Peace and Justice Works pjw at pjw.info
Mon Nov 19 17:43:20 EST 2018

Hey Iraq Affinity Group supporters
Below is an article from the Associated Press from October 25 reporting 
that the newly elected Prime Minister of Iraq wants to get their 
government out of the heavily (US-) fortified "Green Zone" and closer to 
the people. This is a good sign that the occupation may be crumbling after 
15.5 years.

This was one of many articles flagged for discussion at our meeting last 
week. Here are some other sample headlines with context:

--Former Guantanamo prisoners were chosen to help in bargaining peace in 

  Taliban assign ex-Guantanamo inmates as future peace brokers
   (Reuters 10/31)

--An Army study critical of the US invasion/occupation has been held up 
due to its portrayal of some top brass; unfortunately the content is 
mostly about how they did not send enough troops or use enough violence.

  Army's detailed Iraq war study remains unpublished years after
     completion (Army Times 10/25)

--A Saudi-American held in Iraq by the US was freed but released to the 
UAE in a settlement agreement. Great for him... but the legal question of
his detention was not solved as a result.

*US forces free alleged 'foreign fighter' after one year (AFP 10/29)

--The US and its allies continue to undercount how many civilians they 
kill in Syria.

  None of 104 September civilian casualties in Syria credible, coalition
     says (Air Force Times 10/26)

--... but a Brown University Study also undercounts the dead in Iraq,
Pakistan and Afghanistan at just 500,000.

  US Wars in Iraq, Afghanistan, and Pakistan Killed 500,000 People
   (Antiwar.com 11/8)

--Self explanatory headline here:

  America sold $55.6 billion in weapons abroad in FY18 - a 33% jump
    (Defense News 10/9)

--...perhaps not surprisingly, Saudi Arabi is the #1 buyer of the weapons

  Saudi Arabia is America's No. 1 weapons customer - CBS 10/12

--...and one of my favorite headlines of the month. To be fair (?) the 
coffee cups in question are specially built to be in fighter jets and the 
military is now repairing them using 3-D printers to save money.

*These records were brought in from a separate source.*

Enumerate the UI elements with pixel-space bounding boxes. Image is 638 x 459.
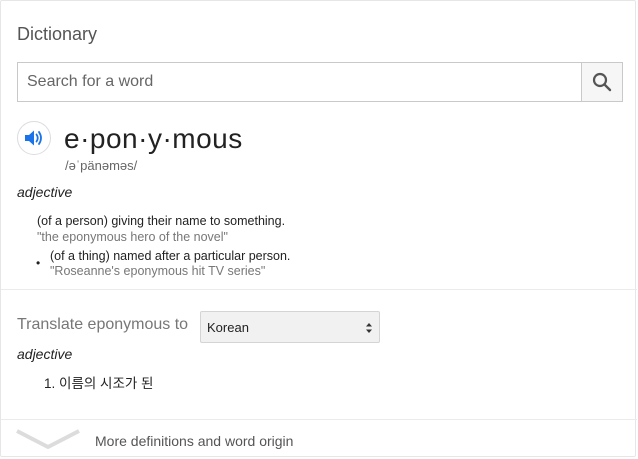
example-1: "the eponymous hero of the novel" xyxy=(37,230,228,244)
translate-label: Translate eponymous to xyxy=(17,316,189,333)
translation-text: 이름의 시조가 된 xyxy=(59,376,154,391)
translation-part-of-speech: adjective xyxy=(17,346,73,362)
phonetic-spelling: /əˈpänəməs/ xyxy=(65,158,138,173)
definition-2: (of a thing) named after a particular pe… xyxy=(50,249,291,263)
more-definitions-link[interactable]: More definitions and word origin xyxy=(95,433,293,449)
pronunciation-button[interactable] xyxy=(17,121,51,155)
speaker-icon xyxy=(25,130,42,146)
example-2: "Roseanne's eponymous hit TV series" xyxy=(50,264,266,278)
expand-chevron-icon[interactable] xyxy=(15,429,81,451)
search-icon xyxy=(592,72,612,92)
headword: e·pon·y·mous xyxy=(64,123,243,154)
language-select-value: Korean xyxy=(207,319,249,335)
language-select[interactable]: Korean xyxy=(200,311,380,343)
part-of-speech: adjective xyxy=(17,184,73,200)
dictionary-title: Dictionary xyxy=(17,24,98,44)
select-arrows-icon xyxy=(366,323,372,333)
translation-item: 1. 이름의 시조가 된 xyxy=(44,372,153,392)
bullet-marker: • xyxy=(36,256,41,270)
search-input[interactable] xyxy=(18,63,581,101)
translation-number: 1. xyxy=(44,376,56,391)
definition-1: (of a person) giving their name to somet… xyxy=(37,214,286,228)
section-divider xyxy=(1,289,637,290)
search-bar xyxy=(17,62,623,102)
dictionary-card: Dictionary e·pon·y·mous /əˈpänəməs/ adje… xyxy=(0,0,637,457)
footer-divider xyxy=(1,419,637,420)
search-button[interactable] xyxy=(581,63,622,101)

  US Air Force still can't explain why it spent $1,280 on a coffee cup
    (Business Insider 11/3)

OK, here's the article about the Green Zone.

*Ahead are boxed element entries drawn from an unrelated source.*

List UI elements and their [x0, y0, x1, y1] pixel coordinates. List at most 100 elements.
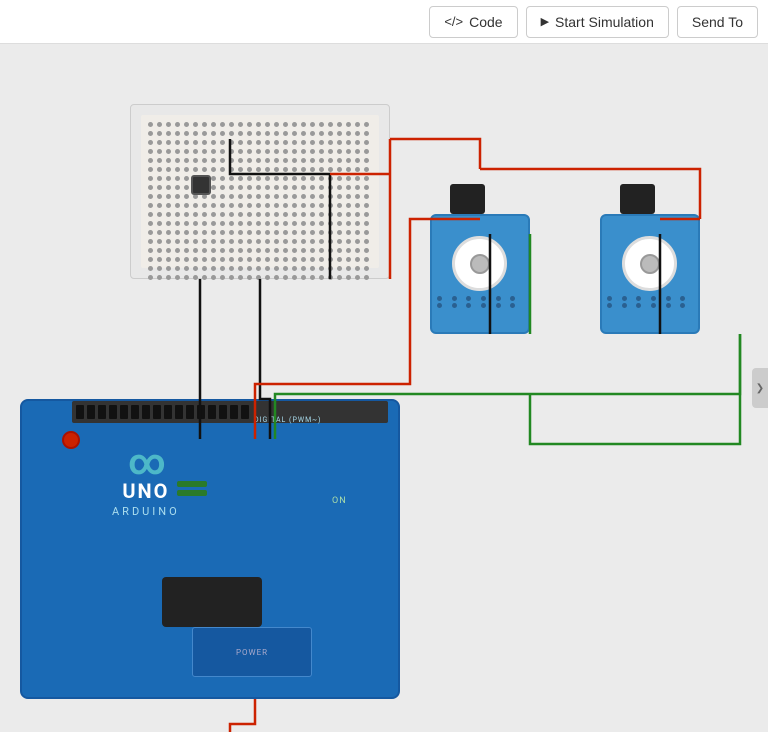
bb-dot [310, 140, 315, 145]
bb-dot [364, 221, 369, 226]
bb-dot [157, 230, 162, 235]
pin-0 [241, 405, 249, 419]
bb-dot [229, 167, 234, 172]
bb-dot [220, 122, 225, 127]
bb-dot [202, 239, 207, 244]
bb-dot [211, 140, 216, 145]
bb-dot [292, 149, 297, 154]
bb-dot [175, 266, 180, 271]
bb-dot [220, 167, 225, 172]
servo2-dots [607, 296, 693, 308]
bb-dot [184, 149, 189, 154]
bb-dot [184, 140, 189, 145]
bb-dot [355, 212, 360, 217]
bb-dot [283, 203, 288, 208]
bb-dot [292, 131, 297, 136]
bb-dot [310, 266, 315, 271]
bb-dot [319, 257, 324, 262]
bb-dot [211, 176, 216, 181]
on-indicator: ON [332, 496, 347, 506]
side-panel-toggle[interactable]: ❯ [752, 368, 768, 408]
bb-dot [337, 203, 342, 208]
bb-dot [175, 158, 180, 163]
bb-dot [265, 275, 270, 280]
bb-dot [193, 122, 198, 127]
breadboard-button[interactable] [191, 175, 211, 195]
bb-dot [166, 131, 171, 136]
bb-dot [247, 158, 252, 163]
bb-dot [319, 221, 324, 226]
bb-dot [319, 176, 324, 181]
bb-dot [292, 257, 297, 262]
bb-dot [292, 248, 297, 253]
bb-dot [247, 275, 252, 280]
bb-dot [346, 194, 351, 199]
bb-dot [346, 185, 351, 190]
bb-dot [148, 140, 153, 145]
bb-dot [310, 194, 315, 199]
bb-dot [184, 131, 189, 136]
servo-dot [651, 296, 656, 301]
bb-dot [238, 194, 243, 199]
bb-dot [166, 140, 171, 145]
servo-dot [680, 296, 685, 301]
bb-dot [346, 176, 351, 181]
bb-dot [274, 122, 279, 127]
servo-dot [636, 296, 641, 301]
bb-dot [166, 167, 171, 172]
bb-dot [256, 257, 261, 262]
sendto-button[interactable]: Send To [677, 6, 758, 38]
bb-dot [256, 239, 261, 244]
code-button[interactable]: </> Code [429, 6, 517, 38]
bb-dot [166, 149, 171, 154]
bb-dot [283, 185, 288, 190]
bb-dot [211, 239, 216, 244]
bb-dot [220, 176, 225, 181]
servo-dot [680, 303, 685, 308]
power-led [62, 431, 80, 449]
bb-dot [310, 149, 315, 154]
bb-dot [238, 257, 243, 262]
bb-dot [319, 275, 324, 280]
bb-dot [283, 230, 288, 235]
bb-dot [202, 212, 207, 217]
bb-dot [256, 212, 261, 217]
bb-dot [229, 194, 234, 199]
bb-dot [328, 230, 333, 235]
bb-dot [283, 212, 288, 217]
bb-dot [247, 140, 252, 145]
bb-dot [211, 149, 216, 154]
bb-dot [148, 203, 153, 208]
bb-dot [265, 185, 270, 190]
bb-dot [238, 230, 243, 235]
bb-dot [193, 275, 198, 280]
bb-dot [355, 203, 360, 208]
bb-dot [247, 221, 252, 226]
bb-dot [274, 140, 279, 145]
bb-dot [319, 194, 324, 199]
bb-dot [220, 239, 225, 244]
bb-dot [364, 122, 369, 127]
bb-dot [328, 248, 333, 253]
bb-dot [283, 176, 288, 181]
bb-dot [355, 122, 360, 127]
bb-dot [184, 230, 189, 235]
bb-dot [364, 275, 369, 280]
bb-dot [229, 239, 234, 244]
bb-dot [337, 239, 342, 244]
servo-dot [607, 303, 612, 308]
bb-dot [148, 248, 153, 253]
bb-dot [274, 158, 279, 163]
servo-motor-2 [600, 184, 700, 339]
ic-chip [162, 577, 262, 627]
simulate-button[interactable]: ▶ Start Simulation [526, 6, 669, 38]
bb-dot [175, 221, 180, 226]
pin-3 [208, 405, 216, 419]
bb-dot [328, 176, 333, 181]
bb-dot [157, 194, 162, 199]
servo-dot [622, 303, 627, 308]
pin-13 [98, 405, 106, 419]
bb-dot [292, 212, 297, 217]
bb-dot [346, 140, 351, 145]
bb-dot [175, 203, 180, 208]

As always, I hope these digests are helpful.
dan h
peace and justice works iraq affinity group


Iraq's new PM moving government outside Baghdad Green Zone
   By PHILIP ISSA | October 25, 2018 at 4:58 PM CDT

     BAGHDAD (AP) ? Iraq's new prime minister began moving his offices out
     of Baghdad's highly secure Green Zone on the first day of his term
     Thursday, saying he wanted to bring his government closer to the

     Adel Abdul-Mahdi held his first news conference in a rehabilitated
     government compound opposite Baghdad's iconic central railway station,
     near the city center.

     He said he wanted to provide security, water and electricity for all
     Iraqis during his term.

    "We want to consider all of Iraq a Green Zone," said Abdul-Mahdi.

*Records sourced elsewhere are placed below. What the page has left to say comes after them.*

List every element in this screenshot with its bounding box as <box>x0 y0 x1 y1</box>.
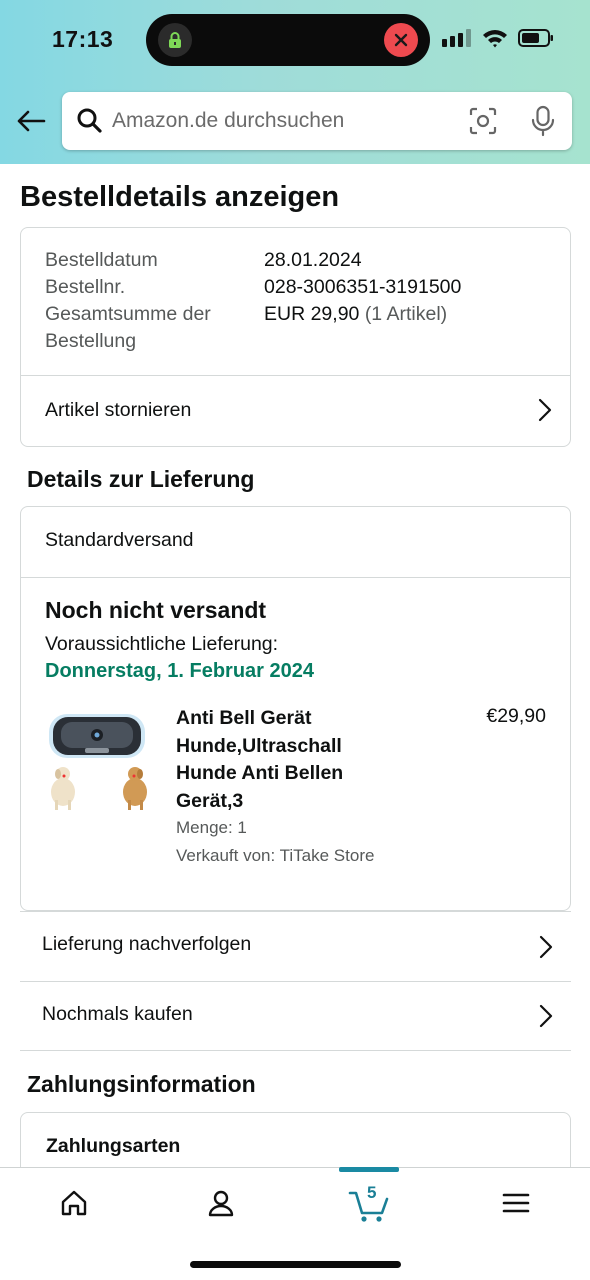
shipping-method: Standardversand <box>45 529 194 551</box>
product-title[interactable]: Anti Bell Gerät Hunde,Ultraschall Hunde … <box>176 705 376 815</box>
back-button[interactable] <box>14 104 48 138</box>
camera-scan-icon[interactable] <box>468 106 498 136</box>
tab-cart[interactable] <box>295 1168 442 1238</box>
product-title-line: Gerät,3 <box>176 789 244 812</box>
search-icon <box>77 108 102 133</box>
tab-home[interactable] <box>0 1168 147 1238</box>
vpn-lock-icon[interactable] <box>158 23 192 57</box>
home-indicator[interactable] <box>190 1261 401 1268</box>
arrow-left-icon <box>17 110 46 132</box>
tab-account[interactable] <box>147 1168 294 1238</box>
order-date-value: 28.01.2024 <box>264 249 362 271</box>
delivery-section-title: Details zur Lieferung <box>27 466 255 492</box>
order-number-label: Bestellnr. <box>45 276 126 298</box>
product-title-line: Hunde,Ultraschall <box>176 734 342 757</box>
stop-recording-icon[interactable] <box>384 23 418 57</box>
order-date-label: Bestelldatum <box>45 249 158 271</box>
divider <box>21 577 570 578</box>
track-delivery-row[interactable]: Lieferung nachverfolgen <box>20 911 571 981</box>
status-icons <box>442 28 554 48</box>
chevron-right-icon <box>539 935 553 958</box>
chevron-right-icon <box>538 398 552 422</box>
microphone-icon[interactable] <box>530 105 556 137</box>
order-total-amount: EUR 29,90 <box>264 303 360 325</box>
estimated-delivery-date: Donnerstag, 1. Februar 2024 <box>45 660 314 682</box>
buy-again-row[interactable]: Nochmals kaufen <box>20 981 571 1051</box>
payment-section-title: Zahlungsinformation <box>27 1071 256 1097</box>
home-icon <box>61 1190 86 1216</box>
page-title: Bestelldetails anzeigen <box>20 181 340 213</box>
order-total-value: EUR 29,90 (1 Artikel) <box>264 301 447 328</box>
order-total-label-line1: Gesamtsumme der <box>45 303 211 325</box>
signal-icon <box>442 29 471 47</box>
user-icon <box>208 1190 233 1217</box>
track-delivery-label: Lieferung nachverfolgen <box>42 933 252 955</box>
product-title-line: Hunde Anti Bellen <box>176 762 344 784</box>
buy-again-label: Nochmals kaufen <box>42 1003 193 1025</box>
product-image[interactable] <box>43 712 155 812</box>
cancel-items-label: Artikel stornieren <box>45 398 192 421</box>
dynamic-island <box>146 14 430 66</box>
order-total-items: (1 Artikel) <box>364 303 448 325</box>
cart-count-badge: 5 <box>367 1183 377 1202</box>
search-input[interactable] <box>112 104 452 138</box>
delivery-card: Standardversand Noch nicht versandt Vora… <box>20 506 571 911</box>
wifi-icon <box>483 30 507 48</box>
order-number-value: 028-3006351-3191500 <box>264 276 462 298</box>
product-seller: Verkauft von: TiTake Store <box>176 846 375 865</box>
product-quantity: Menge: 1 <box>176 818 247 837</box>
chevron-right-icon <box>539 1004 553 1028</box>
cancel-items-row[interactable]: Artikel stornieren <box>21 375 570 445</box>
estimated-delivery-label: Voraussichtliche Lieferung: <box>45 633 279 655</box>
order-summary-card: Bestelldatum 28.01.2024 Bestellnr. 028-3… <box>20 227 571 447</box>
order-total-label: Gesamtsumme der Bestellung <box>45 301 211 355</box>
search-bar[interactable] <box>62 92 572 150</box>
product-price: €29,90 <box>486 705 546 727</box>
product-title-line: Anti Bell Gerät <box>176 707 312 729</box>
status-time: 17:13 <box>52 26 114 52</box>
tab-menu[interactable] <box>442 1168 589 1238</box>
payment-methods-title: Zahlungsarten <box>46 1135 181 1157</box>
menu-icon <box>502 1193 529 1213</box>
order-total-label-line2: Bestellung <box>45 330 137 352</box>
battery-icon <box>518 29 553 47</box>
shipment-status: Noch nicht versandt <box>45 597 267 623</box>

     The U.S. established the Green Zone in 2003 to secure its embassy and
     Iraqi government institutions. But the zone has become a symbol of the
     country's aggressive inequality and fueled the perception among Iraqis
     that their government is out of touch.

     The new location, approximately 2 miles (3.2 kilometers) from the Green
     Zone, used to contain the offices of Parliament under the late dictator
     Saddam Hussein. Access is tightly controlled by security forces, who
     guard the main gate with armored vehicles

     Abdul-Mahdi begins his tenure facing a raft of challenges including
     high unemployment, widespread corruption, dilapidated public services
     and poor security.

     Frustration over chronic power cuts and water pollution sparked riots
     in Iraq's southern provinces in the summer.

     A former oil and finance minister and an ex-vice president, the
     76-year-old Abdul-Mahdi is seen as a political independent and is
     Iraq's first prime minister from outside the Dawa party in 12 years.
     But he begins his term with a hobbled government after lawmakers in an
     unruly session of Parliament on Wednesday night refused to vote on
     eight of his Cabinet nominees.

     Abdul-Mahdi was left without ministers for key ministries including
     Defense, Justice and the Interior.

     One of his first challenges will be to develop a coherent Iraqi
     position on tight U.S. sanctions on neighboring Iran, which will go
     into effect Nov. 2. The sanctions prohibit any businesses from doing
     commerce with both the U.S. and Iran.

     Abdul-Mahdi's predecessor, Haidar al-Abadi, sought a waiver from the
     U.S. government to exempt Iraqi companies from the rules.

     Abdul-Mahdi said he would balance Iraq's own interests and independence
     against the tugs of the economic war between Washington and Tehran.

     "Iraq is not part of the sanctions system," he said. "We want to secure
     Iraq from any interference in (its) issues and affairs."